What would you do differently, if you could have a do-over?

I would submit manuscripts like mad, because back in the day more publishing houses were open to writers without agents. And I would be brave and approach the actual real-live children’s book editors in the offices where I got my start in publishing as a lowly editorial assistant. 

(The only conversation I had with the children’s book editor at one house, over the course of three years, was when she rebuked me very coldly for throwing away the outer envelope of a package, even though the manuscript inside had a SASE with it.)


What do you do for fun when you’re not writing?

Reading, drawing, birding, walking, gardening, baking, needle-felting, taking photos, researching family history, impersonating a sloth, and if I can scare up a friend, go out for coffee or wine.


Who is your favorite children’s literature character?

If I have to pick just one, it would be Jill Crewe from Ruby Ferguson’s “Jill” pony books. This series isn’t well known in the U.S.—it’s a British series from the 1950s, which a relative brought home from Ireland for me when I was nine years old. I’d never read anything like it before. It contained horses AND humor, unlike the very earnest or action-filled horse books typically found at my local library (which also mostly starred boys).

Jill was irreverent and practical and down-to-earth, always noticing things like when you knock over a coffeepot, more coffee comes out of it then ever could’ve fit into the pot in the first place. I still have my set of paperbacks, though they’re so foxed and dry by now, the pages fall out as I turn them and drift to the floor like autumn leaves. 


What’s a work-for-hire project and how does it proceed?

Work-for-hire typically means that the publisher comes up with the idea for the book, hires an author to research and write it, and pays them a flat fee, which is usually broken into two or three parts (for example, 1/3 on signing, 1/3 upon completion of an outline, and 1/3 for delivery of the manuscript). There are no royalties, the publisher keeps the copyright, and once you’re paid, you’re usually done with the job. I have written many work-for-hire books, but I only earned royalties on one educational series (now out of print) and a small royalty on one trade book.

You can get work-for-hire jobs in many ways. For example, a publisher might put out a general call for writers, to which you can respond, or they might contact you directly. You can also research publishers (typically educational publishers) to see if they hire writers for projects and follow their directions for sending in samples and a resume.
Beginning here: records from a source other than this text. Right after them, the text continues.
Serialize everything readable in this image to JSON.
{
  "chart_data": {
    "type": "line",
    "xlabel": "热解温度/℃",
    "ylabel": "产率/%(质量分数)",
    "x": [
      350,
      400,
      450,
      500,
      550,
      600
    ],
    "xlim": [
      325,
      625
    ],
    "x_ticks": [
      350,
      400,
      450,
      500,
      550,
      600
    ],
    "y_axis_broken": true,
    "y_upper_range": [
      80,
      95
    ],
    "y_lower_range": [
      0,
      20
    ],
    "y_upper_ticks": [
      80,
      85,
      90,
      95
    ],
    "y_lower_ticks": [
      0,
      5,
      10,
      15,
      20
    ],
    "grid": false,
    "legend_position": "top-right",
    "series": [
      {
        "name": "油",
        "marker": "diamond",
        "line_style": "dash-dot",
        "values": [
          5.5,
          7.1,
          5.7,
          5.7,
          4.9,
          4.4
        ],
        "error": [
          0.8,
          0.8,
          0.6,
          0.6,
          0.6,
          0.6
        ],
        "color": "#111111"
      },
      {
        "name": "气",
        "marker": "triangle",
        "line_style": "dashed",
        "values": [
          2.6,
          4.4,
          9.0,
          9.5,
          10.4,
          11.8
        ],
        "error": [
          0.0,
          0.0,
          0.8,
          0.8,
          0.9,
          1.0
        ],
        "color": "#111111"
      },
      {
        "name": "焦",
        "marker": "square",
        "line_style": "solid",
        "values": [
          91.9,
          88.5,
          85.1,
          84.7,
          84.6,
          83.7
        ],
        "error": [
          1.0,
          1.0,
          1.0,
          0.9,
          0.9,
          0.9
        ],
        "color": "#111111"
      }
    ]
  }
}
You’ll often get lots of direction and specs to follow, though some projects have lots of room for creativity, in which case you may be given little more than a topic, a page count, and a word count.   
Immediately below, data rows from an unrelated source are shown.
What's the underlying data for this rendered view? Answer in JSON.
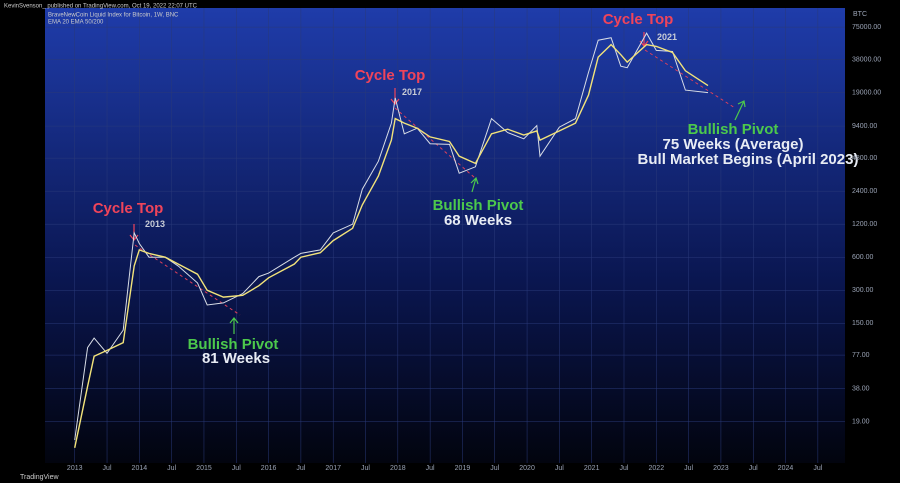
{
  "header": {
    "publisher": "KevinSvenson_ published on TradingView.com, Oct 19, 2022 22:07 UTC",
    "symbol": "BraveNewCoin Liquid Index for Bitcoin, 1W, BNC",
    "indicators": "EMA 20 EMA 50/200"
  },
  "footer": "TradingView",
  "annotations": {
    "top1": "Cycle Top",
    "top1_year": "2013",
    "top2": "Cycle Top",
    "top2_year": "2017",
    "top3": "Cycle Top",
    "top3_year": "2021",
    "pivot1": "Bullish Pivot",
    "pivot1_weeks": "81 Weeks",
    "pivot2": "Bullish Pivot",
    "pivot2_weeks": "68 Weeks",
    "pivot3": "Bullish Pivot",
    "pivot3_weeks": "75 Weeks (Average)",
    "pivot3_note": "Bull Market Begins (April 2023)"
  },
  "chart_data": {
    "type": "line",
    "log_y": true,
    "y_unit": "BTC",
    "x": [
      2013.0,
      2013.2,
      2013.3,
      2013.5,
      2013.75,
      2013.92,
      2014.0,
      2014.15,
      2014.4,
      2014.6,
      2014.9,
      2015.05,
      2015.3,
      2015.6,
      2015.85,
      2016.0,
      2016.4,
      2016.5,
      2016.8,
      2017.0,
      2017.3,
      2017.45,
      2017.7,
      2017.9,
      2017.96,
      2018.1,
      2018.3,
      2018.5,
      2018.8,
      2018.95,
      2019.2,
      2019.45,
      2019.7,
      2019.95,
      2020.15,
      2020.2,
      2020.5,
      2020.75,
      2020.95,
      2021.1,
      2021.3,
      2021.45,
      2021.55,
      2021.85,
      2022.0,
      2022.25,
      2022.45,
      2022.8
    ],
    "series": [
      {
        "name": "BNC",
        "color": "#d8dde6",
        "values": [
          13,
          90,
          110,
          80,
          130,
          1000,
          800,
          600,
          600,
          500,
          350,
          220,
          230,
          280,
          400,
          430,
          600,
          650,
          700,
          1000,
          1200,
          2500,
          4500,
          10000,
          17000,
          8000,
          9000,
          6500,
          6400,
          3500,
          4000,
          11000,
          8200,
          7200,
          9500,
          5000,
          9200,
          11000,
          29000,
          57000,
          60000,
          33000,
          32000,
          66000,
          46000,
          45000,
          20000,
          19000
        ]
      },
      {
        "name": "EMA 20",
        "color": "#f2e37a",
        "values": [
          11,
          40,
          75,
          85,
          100,
          500,
          700,
          650,
          600,
          520,
          420,
          300,
          260,
          270,
          330,
          390,
          520,
          600,
          660,
          850,
          1100,
          1800,
          3300,
          7000,
          11000,
          10000,
          9000,
          7500,
          6800,
          5000,
          4300,
          8000,
          8800,
          7800,
          8500,
          7000,
          8500,
          10000,
          18000,
          40000,
          52000,
          42000,
          36000,
          52000,
          50000,
          44000,
          30000,
          22000
        ]
      }
    ],
    "xlim": [
      2012.54,
      2024.92
    ],
    "ylim": [
      8,
      112000
    ],
    "xticks": [
      2013,
      {
        "value": 2013.5,
        "label": "Jul"
      },
      2014,
      {
        "value": 2014.5,
        "label": "Jul"
      },
      2015,
      {
        "value": 2015.5,
        "label": "Jul"
      },
      2016,
      {
        "value": 2016.5,
        "label": "Jul"
      },
      2017,
      {
        "value": 2017.5,
        "label": "Jul"
      },
      2018,
      {
        "value": 2018.5,
        "label": "Jul"
      },
      2019,
      {
        "value": 2019.5,
        "label": "Jul"
      },
      2020,
      {
        "value": 2020.5,
        "label": "Jul"
      },
      2021,
      {
        "value": 2021.5,
        "label": "Jul"
      },
      2022,
      {
        "value": 2022.5,
        "label": "Jul"
      },
      2023,
      {
        "value": 2023.5,
        "label": "Jul"
      },
      2024,
      {
        "value": 2024.5,
        "label": "Jul"
      }
    ],
    "yticks": [
      {
        "value": 75000,
        "label": "75000.00"
      },
      {
        "value": 38000,
        "label": "38000.00"
      },
      {
        "value": 19000,
        "label": "19000.00"
      },
      {
        "value": 9400,
        "label": "9400.00"
      },
      {
        "value": 4800,
        "label": "4800.00"
      },
      {
        "value": 2400,
        "label": "2400.00"
      },
      {
        "value": 1200,
        "label": "1200.00"
      },
      {
        "value": 600,
        "label": "600.00"
      },
      {
        "value": 300,
        "label": "300.00"
      },
      {
        "value": 150,
        "label": "150.00"
      },
      {
        "value": 77,
        "label": "77.00"
      },
      {
        "value": 38,
        "label": "38.00"
      },
      {
        "value": 19,
        "label": "19.00"
      }
    ]
  }
}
What do you make of the revival of interest in nonfiction books for children?

I’m thrilled! What a treat to enjoy such a bounty of gorgeous, fascinating books on so many topics, and it’s great that creative nonfiction is in the spotlight. But I think that revival is only on the part of publishers and educators…kids themselves didn’t need a revival. They’ve always loved nonfiction that’s not presented in a dry or dull fashion; they want to read nonfiction books that relate to topics they love, and study the pictures and diagrams, and tell grown-ups reams of fascinating facts.
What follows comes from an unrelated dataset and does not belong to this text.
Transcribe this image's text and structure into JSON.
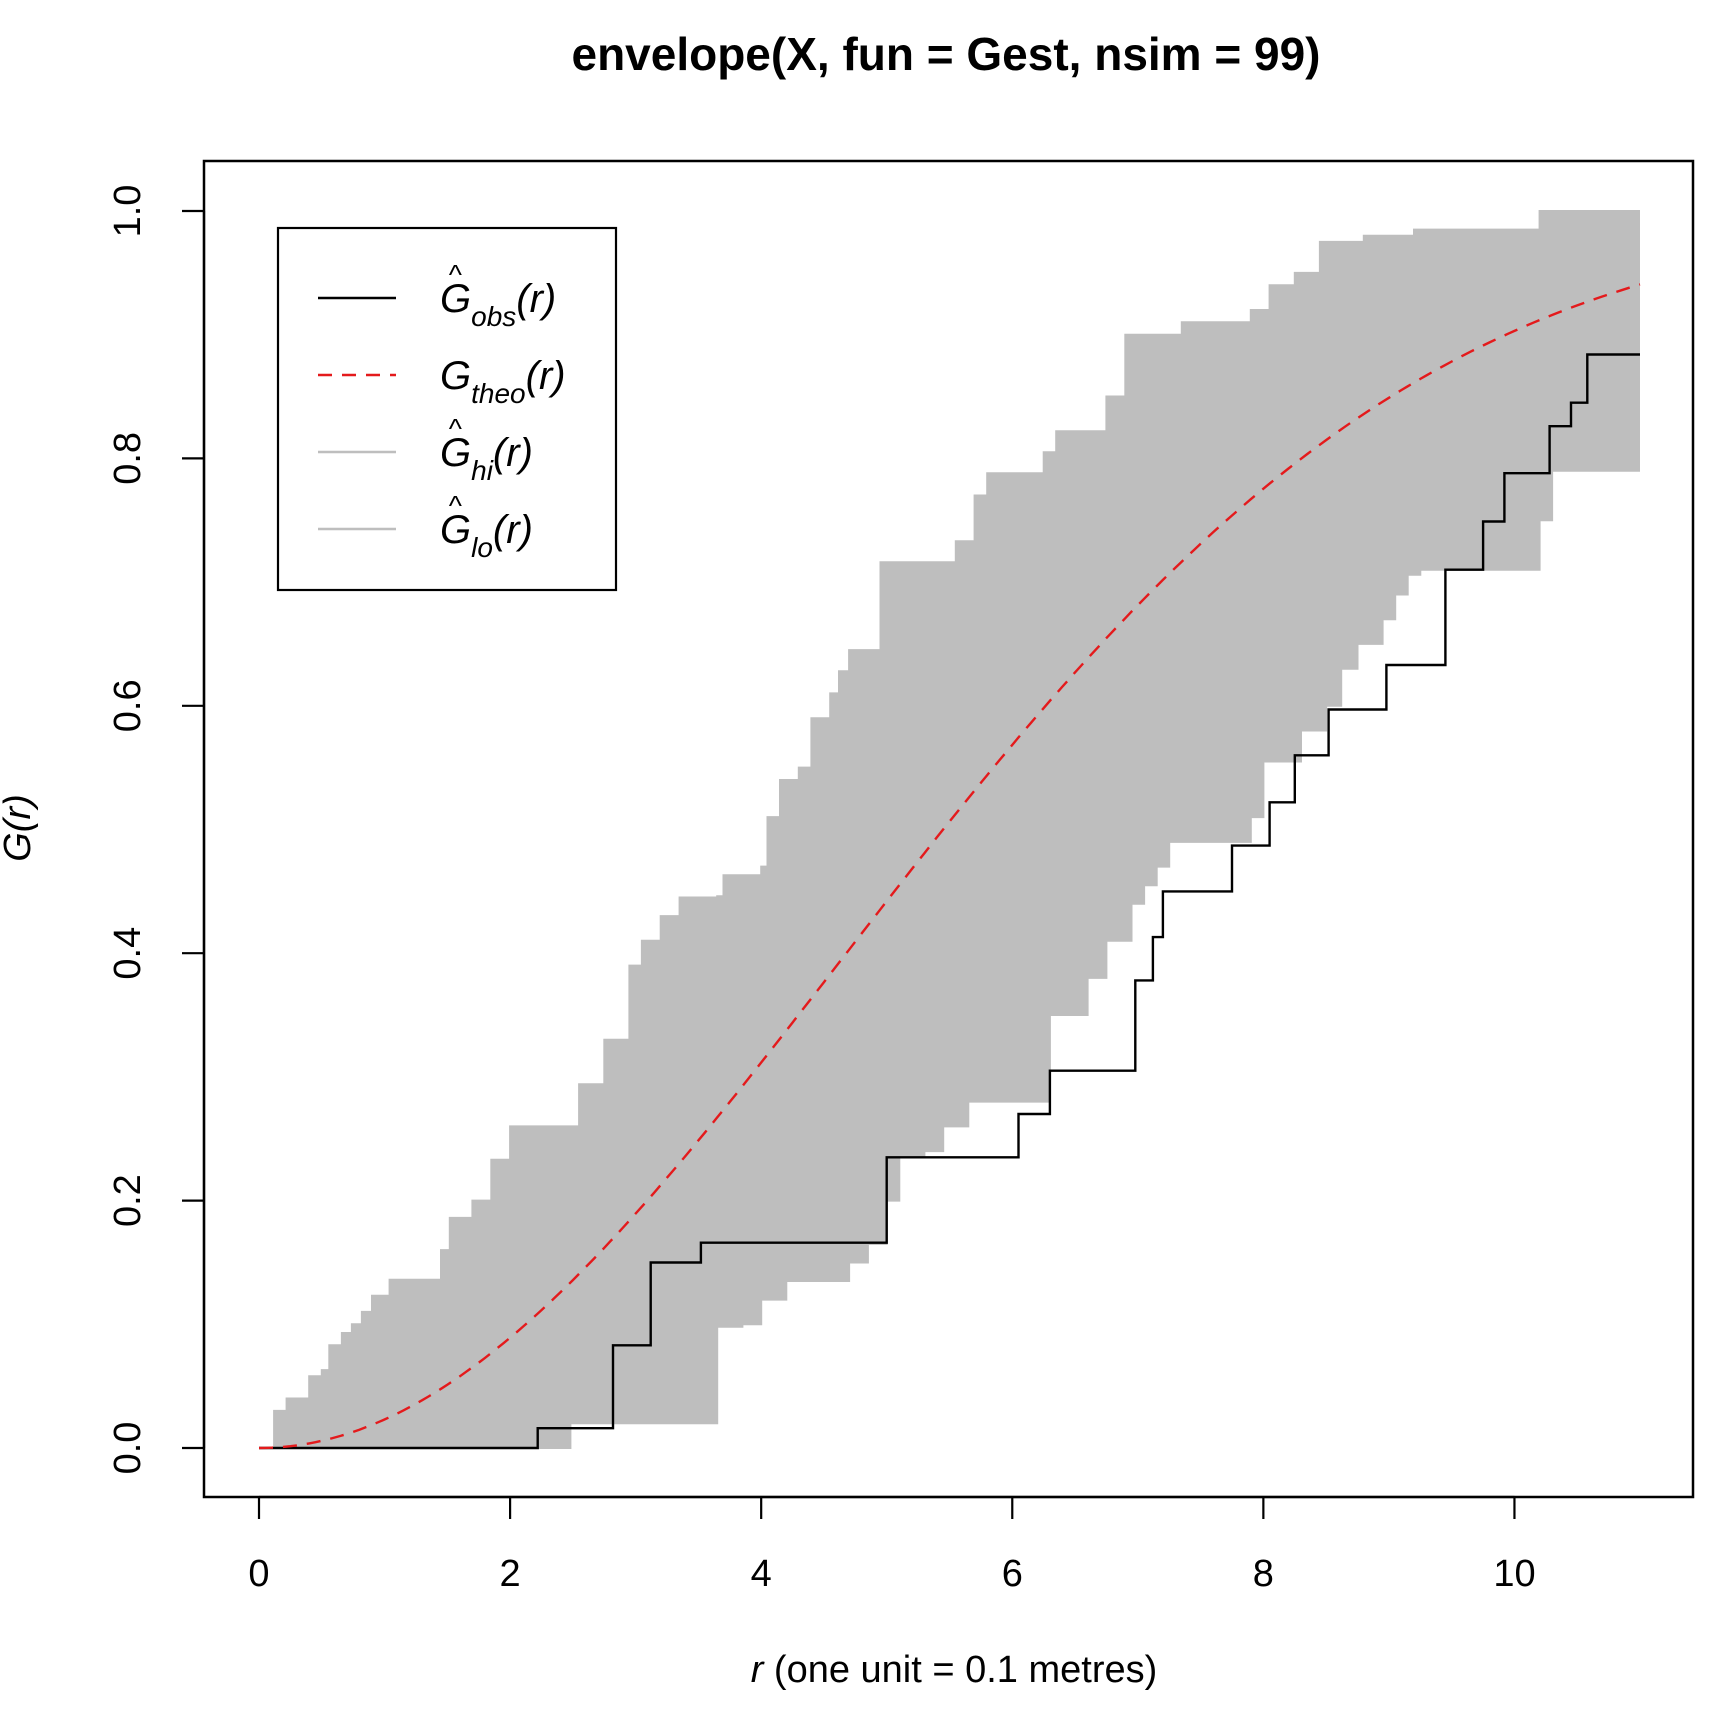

Today’s beautiful nonfiction books make me think of some of the creative nonfiction that existed long before this renaissance of the genre: I still have my childhood copy of the Giant Golden Book of Dinosaurs and Other Prehistoric Reptiles, with its gripping text and fierce, beautiful paintings, and Marguerite Henry’s Album of Horses, with full-page paintings of horses and narrative text telling their history by way of stories. And Rain Drop Splash by Alvin Tressalt, a picture book published in 1946, is still being used to introduce kids to the water cycle.

Thanks, Christina!

1 comment:

Angie Quantrell said...

Great to get to know you! I feel the same way about deadlines. They really help me get projects done. My own deadlines? Not so much. If only! Have a great day!